There’s something about the beginning of the month that makes me feel like I can start over. That I can decide to focus on making my life the way I want it to be. That past two years or so that feeling has been few and far in between. I’ve been doing my best behind the scenes for a long time. Quietly rebuilding and focusing on my mental health. I feel for the first time in a long time that I have the tools in me to reestablish myself and rebuild this blog into what it’ll become from now on.
I have been irreversibly changed in the past few years. Lost and found myself multiple times. Dealt with some of the most harrowing and painful things I’ve had to deal with in my life. Through it all, I’ve quietly focused and rebuilt on my joy and my ability to rest and recover. During the past few years I did not have the bandwidth to give of myself much more then I was giving to my work, family, and friends. I understand that now. I am not upset anymore that I wasn’t able to return here during that time. A lot of it had to do with my relationship with my anxieties and my fear.

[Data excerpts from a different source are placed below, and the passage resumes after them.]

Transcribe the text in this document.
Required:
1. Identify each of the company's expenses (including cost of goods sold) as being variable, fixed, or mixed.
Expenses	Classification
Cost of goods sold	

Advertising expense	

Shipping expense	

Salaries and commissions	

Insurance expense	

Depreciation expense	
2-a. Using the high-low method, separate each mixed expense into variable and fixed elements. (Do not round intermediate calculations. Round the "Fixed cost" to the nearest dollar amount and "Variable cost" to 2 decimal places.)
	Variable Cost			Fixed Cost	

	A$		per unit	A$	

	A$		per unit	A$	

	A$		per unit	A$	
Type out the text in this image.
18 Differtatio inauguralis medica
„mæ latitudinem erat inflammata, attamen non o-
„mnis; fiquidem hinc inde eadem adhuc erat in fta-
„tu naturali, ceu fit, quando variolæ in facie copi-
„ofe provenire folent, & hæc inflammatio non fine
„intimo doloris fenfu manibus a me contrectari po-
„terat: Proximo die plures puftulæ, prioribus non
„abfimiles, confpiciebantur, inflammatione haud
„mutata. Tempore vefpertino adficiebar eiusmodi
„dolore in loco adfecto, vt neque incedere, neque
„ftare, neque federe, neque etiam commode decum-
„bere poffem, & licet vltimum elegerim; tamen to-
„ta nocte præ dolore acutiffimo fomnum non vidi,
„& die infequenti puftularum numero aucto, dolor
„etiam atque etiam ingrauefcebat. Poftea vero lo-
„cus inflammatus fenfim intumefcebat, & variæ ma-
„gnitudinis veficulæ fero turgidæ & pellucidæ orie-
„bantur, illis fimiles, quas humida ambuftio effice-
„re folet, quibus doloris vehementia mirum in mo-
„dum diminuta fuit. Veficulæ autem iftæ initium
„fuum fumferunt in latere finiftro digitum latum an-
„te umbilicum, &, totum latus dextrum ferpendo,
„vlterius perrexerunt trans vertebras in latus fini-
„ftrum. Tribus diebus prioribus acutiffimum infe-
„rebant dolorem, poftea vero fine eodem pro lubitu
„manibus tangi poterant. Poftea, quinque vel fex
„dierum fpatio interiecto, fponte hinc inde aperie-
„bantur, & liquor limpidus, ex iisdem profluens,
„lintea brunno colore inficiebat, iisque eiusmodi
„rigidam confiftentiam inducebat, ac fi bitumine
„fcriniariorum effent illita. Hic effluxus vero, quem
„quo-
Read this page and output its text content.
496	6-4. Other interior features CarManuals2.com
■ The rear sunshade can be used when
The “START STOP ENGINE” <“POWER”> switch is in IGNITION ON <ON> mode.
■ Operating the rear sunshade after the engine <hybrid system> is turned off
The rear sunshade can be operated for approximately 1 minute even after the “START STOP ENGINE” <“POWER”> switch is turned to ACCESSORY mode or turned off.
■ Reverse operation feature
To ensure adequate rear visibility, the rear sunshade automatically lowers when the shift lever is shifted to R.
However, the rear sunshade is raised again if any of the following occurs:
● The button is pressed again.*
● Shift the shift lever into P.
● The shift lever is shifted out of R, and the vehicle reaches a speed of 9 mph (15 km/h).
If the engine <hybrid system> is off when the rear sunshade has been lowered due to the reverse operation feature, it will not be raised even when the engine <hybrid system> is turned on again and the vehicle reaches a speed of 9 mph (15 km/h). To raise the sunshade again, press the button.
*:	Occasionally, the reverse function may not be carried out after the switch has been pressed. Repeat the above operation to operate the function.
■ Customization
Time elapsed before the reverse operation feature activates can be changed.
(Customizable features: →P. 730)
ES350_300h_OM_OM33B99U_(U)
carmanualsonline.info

Even now, I know that eventually one of the saddest moments of my life is coming. However, I cannot keep myself from doing the things I love to do in the meantime and after that point. My time away from blogging has been valuable. I am not the same girl I was when I started the book raven. I have grown. I have established a very loving and understanding partnership with a person who has been unconditionally supportive of me and my dreams and I to them. I have picked up the pieces over and over again dealing with the reality of my dads terminal illness. I have allowed myself to give myself the space I needed to breath and to rediscover and rebuild myself from a point in my life where I felt so lost.
I am now focused on moving forward. On creating. On balancing the hardships of life with the precious joyous moments I can cherish. In this moment I can feel it in my heart that this is the best way forward. To balance living, work, and doing things that impassion me. Only a week ago I had started to dance to music again. To feel that blissful freedom of movement.
I am a woman who has been remade and renewed. It is time for me to once again shine in the new ways that I desire to. I am planning so much to share with you all. In writing, in books, in the world of video games. I am ready. I hope you all are ready to join me. It’s going to be a whole new world.